Mais ces liens ne vont pas plus loin. Gaza a changé depuis les années 1950 et 1980. Il existe des clans à Gaza et de nombreuses personnes sont mécontentes du régime du Hamas. Cependant, l’attaque génocidaire du Hamas contre Israël le 7 octobre montre que le groupe est prêt à commettre des massacres extrêmes et qu’il bénéficie de l’impunité pour le faire. La défaite momentanée de l’establishment et du renseignement israéliens, entre les 7 et 10 octobre, n’effraie pas seulement les Juifs des frontières sud et nord, mais a un impact direct sur les prétendants arabo-musulmans à défier le groupe terroriste. 

L’influence turco-qatarie sur les instances internationales

Il est important, dans ce contexte, de considérer le fait que le Hamas est soutenu par la Turquie, membre de l’OTAN, et hébergé par le Qatar, un allié majeur, éminemment ambivalent ,de l’Occident non membre de l’OTAN. Cela signifie que contrairement aux divers clans de Gaza, le Hamas génocidaire bénéficie d’un large soutien international. Il s’est souvent associé à des ONG internationales et à des organisations des Nations Unies, ouvertement ou secrètement, comme l’UNRWA ou la Croix-Rouge (le Croissant Rouge), en fournissant sa police pour « garder » (détourner, piller) les convois humanitaires par exemple.

Contrairement à l’Irak ou à la Syrie, où divers éléments tribaux peuvent avoir tellement de pouvoir qu’ils sont invités à s’asseoir dans la salle avec les dirigeants des États, les clans de Gaza ne jouissent pas d’une influence régionale, du moins visiblement.

Pourquoi les groupes terroristes l’emportent inmanquablement sur les clans ?

LE DÉFI du vide politique à Gaza devra être résolu. Reste à savoir si les divers clans et tribus peuvent jouer un rôle. Le Hamas a montré, comme Daesh, qu’il est prêt à utiliser tous les moyens pour continuer à contrôler la situation. L’Etat Islamique a également massacré des tribus lorsqu’il est arrivé au pouvoir dans des endroits comme la vallée de l’Euphrate en Syrie (reconquise par les Kurdes).

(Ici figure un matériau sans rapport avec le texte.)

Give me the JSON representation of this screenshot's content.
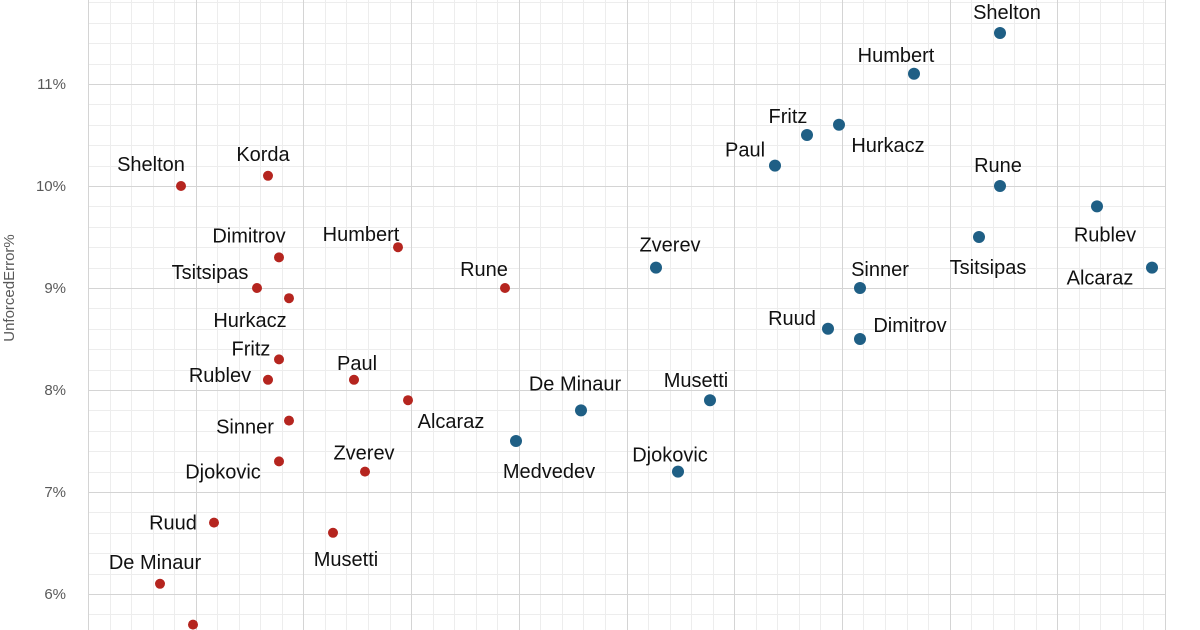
{
  "chart_data": {
    "type": "scatter",
    "title": "",
    "xlabel": "",
    "ylabel": "UnforcedError%",
    "y_unit": "%",
    "ylim": [
      5.7,
      11.8
    ],
    "yticks": [
      6,
      7,
      8,
      9,
      10,
      11
    ],
    "grid": true,
    "legend": "none",
    "series": [
      {
        "color": "#b5251f",
        "points": [
          {
            "label": "Shelton",
            "y": 10.0
          },
          {
            "label": "Korda",
            "y": 10.1
          },
          {
            "label": "Dimitrov",
            "y": 9.3
          },
          {
            "label": "Humbert",
            "y": 9.4
          },
          {
            "label": "Tsitsipas",
            "y": 9.0
          },
          {
            "label": "Hurkacz",
            "y": 8.9
          },
          {
            "label": "Rune",
            "y": 9.0
          },
          {
            "label": "Fritz",
            "y": 8.3
          },
          {
            "label": "Rublev",
            "y": 8.1
          },
          {
            "label": "Paul",
            "y": 8.1
          },
          {
            "label": "Alcaraz",
            "y": 7.9
          },
          {
            "label": "Sinner",
            "y": 7.7
          },
          {
            "label": "Djokovic",
            "y": 7.3
          },
          {
            "label": "Zverev",
            "y": 7.2
          },
          {
            "label": "Ruud",
            "y": 6.7
          },
          {
            "label": "Musetti",
            "y": 6.6
          },
          {
            "label": "De Minaur",
            "y": 6.1
          },
          {
            "label": "",
            "y": 5.7
          }
        ]
      },
      {
        "color": "#1f5f85",
        "points": [
          {
            "label": "Shelton",
            "y": 11.5
          },
          {
            "label": "Humbert",
            "y": 11.1
          },
          {
            "label": "Fritz",
            "y": 10.5
          },
          {
            "label": "Hurkacz",
            "y": 10.6
          },
          {
            "label": "Paul",
            "y": 10.2
          },
          {
            "label": "Rune",
            "y": 10.0
          },
          {
            "label": "Rublev",
            "y": 9.8
          },
          {
            "label": "Tsitsipas",
            "y": 9.5
          },
          {
            "label": "Zverev",
            "y": 9.2
          },
          {
            "label": "Alcaraz",
            "y": 9.2
          },
          {
            "label": "Sinner",
            "y": 9.0
          },
          {
            "label": "Ruud",
            "y": 8.6
          },
          {
            "label": "Dimitrov",
            "y": 8.5
          },
          {
            "label": "De Minaur",
            "y": 7.8
          },
          {
            "label": "Musetti",
            "y": 7.9
          },
          {
            "label": "Medvedev",
            "y": 7.5
          },
          {
            "label": "Djokovic",
            "y": 7.2
          }
        ]
      }
    ]
  }
}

Les tribus et les clans peuvent contribuer à la gouvernance locale, mais ils accordent d’abord de l’importance à leur (sur-)vie, et ils ont passé des centaines d’années à comprendre dans quel sens souffle le vent dans la région et à faire les choix complexes que les habitants doivent faire dans cette région, où les populations locales sont souvent abandonnées aux caprices de divers régimes et groupes.

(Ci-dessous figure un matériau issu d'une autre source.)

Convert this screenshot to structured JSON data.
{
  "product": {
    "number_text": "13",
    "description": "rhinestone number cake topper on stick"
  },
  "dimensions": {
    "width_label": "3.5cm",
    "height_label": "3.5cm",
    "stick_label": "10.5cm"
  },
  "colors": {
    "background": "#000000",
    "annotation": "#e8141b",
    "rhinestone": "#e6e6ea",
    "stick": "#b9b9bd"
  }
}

Les clans se tourneront-ils vers Mahmoud Abbas contre le Hamas ?

L’histoire des clans jouant un rôle à Gaza a eu un certain impact au sein de l’AP. Selon les publications sur les réseaux sociaux de l’expert Khaled Abu Toameh, « pour porter atteinte au Hamas, plusieurs clans de la bande de Gaza prêtent allégeance à l’Autorité palestinienne et au président Mahmoud Abbas. Les clans ont également rejeté le plan d’après-guerre d’Israël pour administrer la bande de Gaza », a-t-il écrit le 4 mars.

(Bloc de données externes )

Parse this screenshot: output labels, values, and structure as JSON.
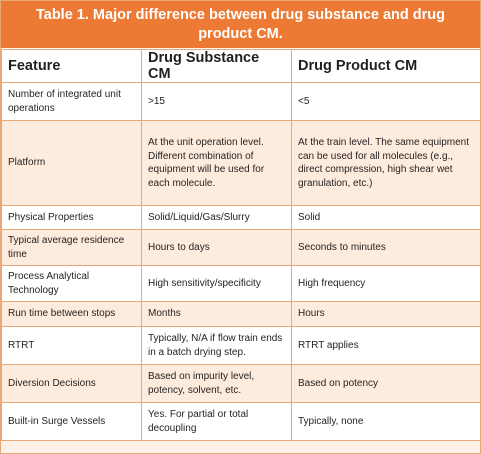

Cependant, l’Autorité palestinienne n’est pas favorable à cette évolution. Dans le même temps, le ministre des Affaires étrangères de l’AP a averti les médias d’Al-Ain aux Émirats arabes unis que les tensions autour de Gaza avant le Ramadan pourraient conduire à un conflit régional. Cela signifie que les problèmes locaux à Gaza sont très importants, mais aussi que la stratégie de Tsahal à Gaza a désormais des implications régionales croissantes.

Chercher appui au Caire ?

Il y aura peut-être d’autres leçons à tirer, pour les clans de Gaza. L’Égypte entretient des relations positives avec les tribus de la péninsule du Sinaï et travaille avec elles pour lutter contre l’extrémisme. L’Égypte a un intérêt historique à Gaza. Reste à savoir si l’Égypte pourrait également servir de canal pour des négociations avec les clans de Gaza.

Pour l’instant, il semble que les craintes d’un retour du Hamas continueront de peser sur les Gazaouis, et même en dehors de ce calcul, l’Autorité palestinienne mènera une campagne d’influence en coulisses, pour contrer l’approche « anthropologique » de Tsahal.